Reminick started keeping a diary and making recordings of Zapata-Alma’s sleep speech in 2006, mostly because he thought it was hilarious. His first entry: “Don’t give me gadgets and tell me it’s food.” Those words now appear in Seven Somniloquies, a new work full of Zapata-Alma’s nocturnal musings that Munro will premiere at the new-music-palooza Ear Taxi Festival. “Gabriela’s the most prolific somniloquist I know,” says Reminick. “Every time I play a recording the next day, she has no recollection of this happening.”

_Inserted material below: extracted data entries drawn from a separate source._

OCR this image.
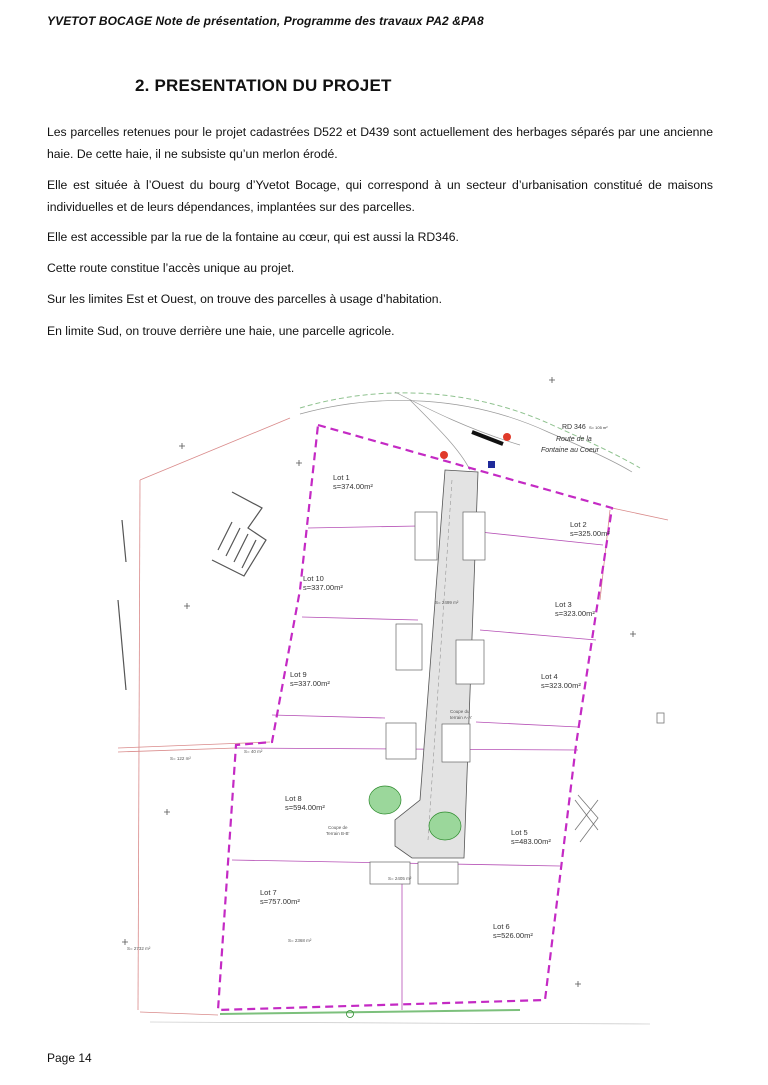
YVETOT BOCAGE Note de présentation, Programme des travaux PA2 &PA8
2. PRESENTATION DU PROJET
Les parcelles retenues pour le projet cadastrées D522 et D439 sont actuellement des herbages séparés par une ancienne haie. De cette haie, il ne subsiste qu’un merlon érodé.
Elle est située à l’Ouest du bourg d’Yvetot Bocage, qui correspond à un secteur d’urbanisation constitué de maisons individuelles et de leurs dépendances, implantées sur des parcelles.
Elle est accessible par la rue de la fontaine au cœur, qui est aussi la RD346.
Cette route constitue l’accès unique au projet.
Sur les limites Est et Ouest, on trouve des parcelles à usage d’habitation.
En limite Sud, on trouve derrière une haie, une parcelle agricole.
RD 346 S= 105 m²
Route de la
Fontaine au Coeur
S= 122 m²
S= 40 m²
S= 2732 m²
S= 2368 m²
S= 2405 m²
S= 2499 m²
Coupe du
terrain A-A'
Coupe de
Terrain B-B'
Lot 1
s=374.00m²
Lot 2
s=325.00m²
Lot 3
s=323.00m²
Lot 4
s=323.00m²
Lot 5
s=483.00m²
Lot 6
s=526.00m²
Lot 7
s=757.00m²
Lot 8
s=594.00m²
Lot 9
s=337.00m²
Lot 10
s=337.00m²
Page 14
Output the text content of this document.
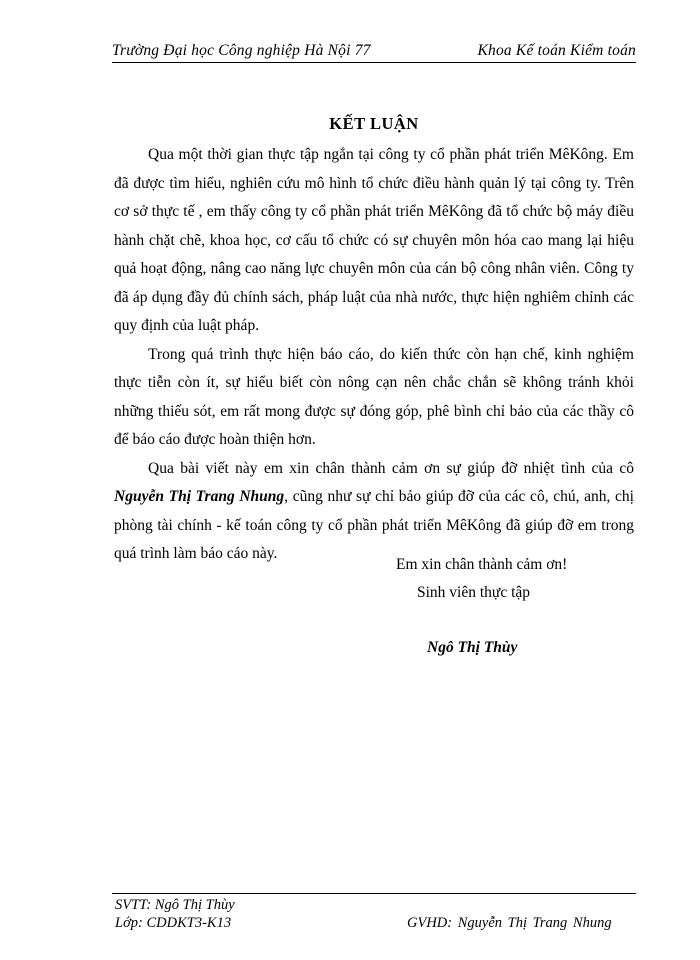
Trường Đại học Công nghiệp Hà Nội 77	Khoa Kế toán Kiểm toán
KẾT LUẬN

Qua một thời gian thực tập ngắn tại công ty cổ phần phát triển MêKông. Em đã được tìm hiểu, nghiên cứu mô hình tổ chức điều hành quản lý tại công ty. Trên cơ sở thực tế , em thấy công ty cổ phần phát triển MêKông đã tổ chức bộ máy điều hành chặt chẽ, khoa học, cơ cấu tổ chức có sự chuyên môn hóa cao mang lại hiệu quả hoạt động, nâng cao năng lực chuyên môn của cán bộ công nhân viên. Công ty đã áp dụng đầy đủ chính sách, pháp luật của nhà nước, thực hiện nghiêm chỉnh các quy định của luật pháp.

Trong quá trình thực hiện báo cáo, do kiến thức còn hạn chế, kinh nghiệm thực tiễn còn ít, sự hiểu biết còn nông cạn nên chắc chắn sẽ không tránh khỏi những thiếu sót, em rất mong được sự đóng góp, phê bình chỉ bảo của các thầy cô để báo cáo được hoàn thiện hơn.

Qua bài viết này em xin chân thành cảm ơn sự giúp đỡ nhiệt tình của cô Nguyễn Thị Trang Nhung, cũng như sự chỉ bảo giúp đỡ của các cô, chú, anh, chị phòng tài chính - kế toán công ty cổ phần phát triển MêKông đã giúp đỡ em trong quá trình làm báo cáo này.

Em xin chân thành cảm ơn!
Sinh viên thực tập
Ngô Thị Thùy
SVTT: Ngô Thị Thùy
Lớp: CDDKT3-K13	GVHD: Nguyễn Thị Trang Nhung
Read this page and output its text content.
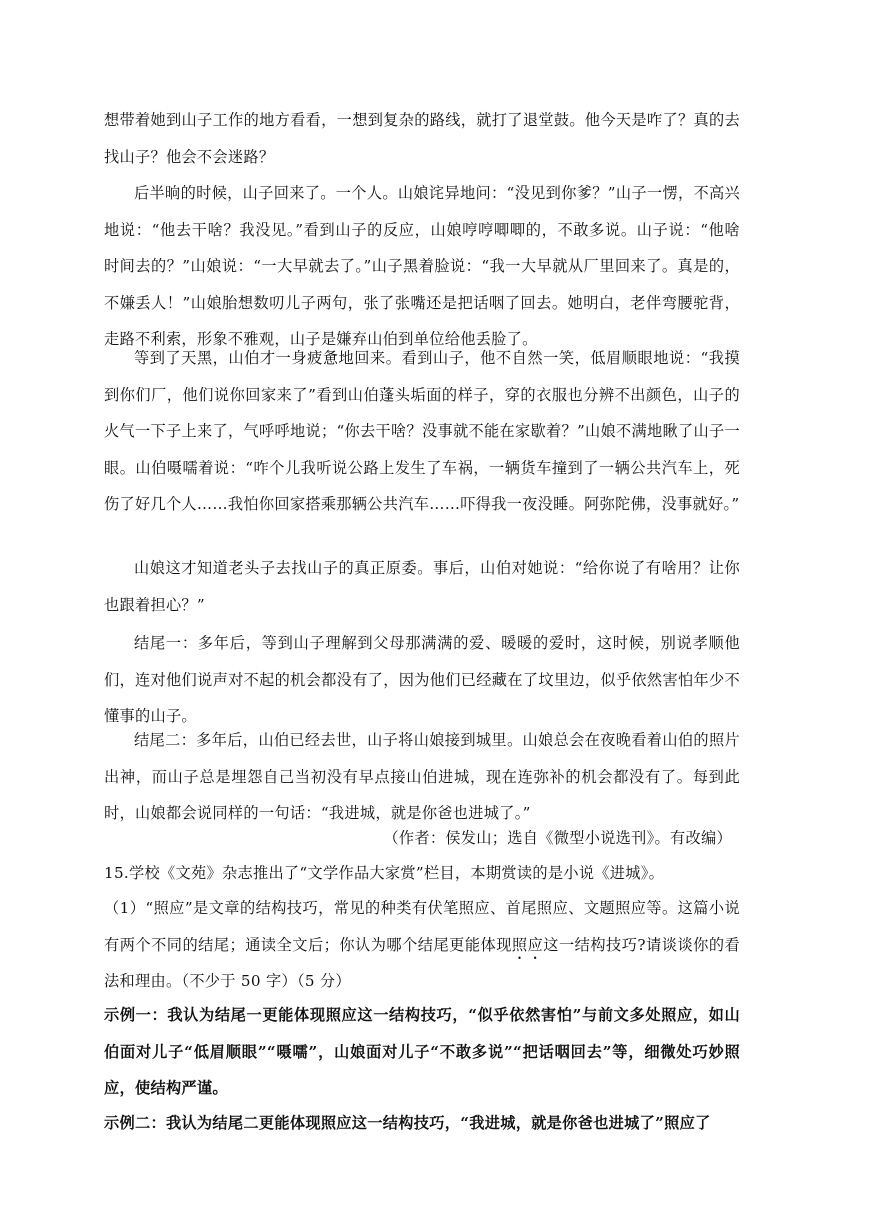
想带着她到山子工作的地方看看，一想到复杂的路线，就打了退堂鼓。他今天是咋了？真的去找山子？他会不会迷路？

后半晌的时候，山子回来了。一个人。山娘诧异地问：“没见到你爹？”山子一愣，不高兴地说：“他去干啥？我没见。”看到山子的反应，山娘哼哼唧唧的，不敢多说。山子说：“他啥时间去的？”山娘说：“一大早就去了。”山子黑着脸说：“我一大早就从厂里回来了。真是的，不嫌丢人！”山娘胎想数叨儿子两句，张了张嘴还是把话咽了回去。她明白，老伴弯腰驼背，走路不利索，形象不雅观，山子是嫌弃山伯到单位给他丢脸了。

等到了天黑，山伯才一身疲惫地回来。看到山子，他不自然一笑，低眉顺眼地说：“我摸到你们厂，他们说你回家来了”看到山伯蓬头垢面的样子，穿的衣服也分辨不出颜色，山子的火气一下子上来了，气呼呼地说；“你去干啥？没事就不能在家歇着？”山娘不满地瞅了山子一眼。山伯嗫嚅着说：“咋个儿我听说公路上发生了车祸，一辆货车撞到了一辆公共汽车上，死伤了好几个人……我怕你回家搭乘那辆公共汽车……吓得我一夜没睡。阿弥陀佛，没事就好。”

山娘这才知道老头子去找山子的真正原委。事后，山伯对她说：“给你说了有啥用？让你也跟着担心？”

结尾一：多年后，等到山子理解到父母那满满的爱、暖暖的爱时，这时候，别说孝顺他们，连对他们说声对不起的机会都没有了，因为他们已经藏在了坟里边，似乎依然害怕年少不懂事的山子。

结尾二：多年后，山伯已经去世，山子将山娘接到城里。山娘总会在夜晚看着山伯的照片出神，而山子总是埋怨自己当初没有早点接山伯进城，现在连弥补的机会都没有了。每到此时，山娘都会说同样的一句话：“我进城，就是你爸也进城了。”

（作者：侯发山；选自《微型小说选刊》。有改编）

15.学校《文苑》杂志推出了“文学作品大家赏”栏目，本期赏读的是小说《进城》。

（1）“照应”是文章的结构技巧，常见的种类有伏笔照应、首尾照应、文题照应等。这篇小说有两个不同的结尾；通读全文后；你认为哪个结尾更能体现照应这一结构技巧?请谈谈你的看法和理由。（不少于 50 字）（5 分）

示例一：我认为结尾一更能体现照应这一结构技巧，“似乎依然害怕”与前文多处照应，如山伯面对儿子“低眉顺眼”“嗫嚅”，山娘面对儿子“不敢多说”“把话咽回去”等，细微处巧妙照应，使结构严谨。

示例二：我认为结尾二更能体现照应这一结构技巧，“我进城，就是你爸也进城了”照应了
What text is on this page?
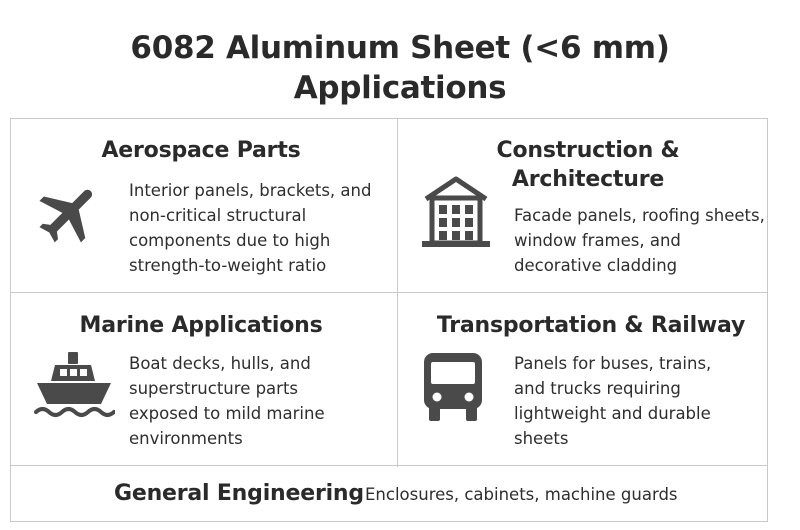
6082 Aluminum Sheet (<6 mm)
Applications
Aerospace Parts

Interior panels, brackets, and
non-critical structural
components due to high
strength-to-weight ratio

Construction &
Architecture

Facade panels, roofing sheets,
window frames, and
decorative cladding

Marine Applications

Boat decks, hulls, and
superstructure parts
exposed to mild marine
environments

Transportation & Railway

Panels for buses, trains,
and trucks requiring
lightweight and durable
sheets

General Engineering Enclosures, cabinets, machine guards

In Somniloquies, Reminick sets each text with a different feel, employing advanced techniques such as key clicks, tongue rams, and speaking across the embouchure hole. “He manages to meld the craft of a classical composer with this immense energy and gleeful chaotic spirit,” says Munro, who plays, sings, and speaks in the piece. Reminick describes the syncopated, melodic, sometimes atonal music as being like “Brian Wilson and Stravinsky had a baby.” That sounds like one trippy dream.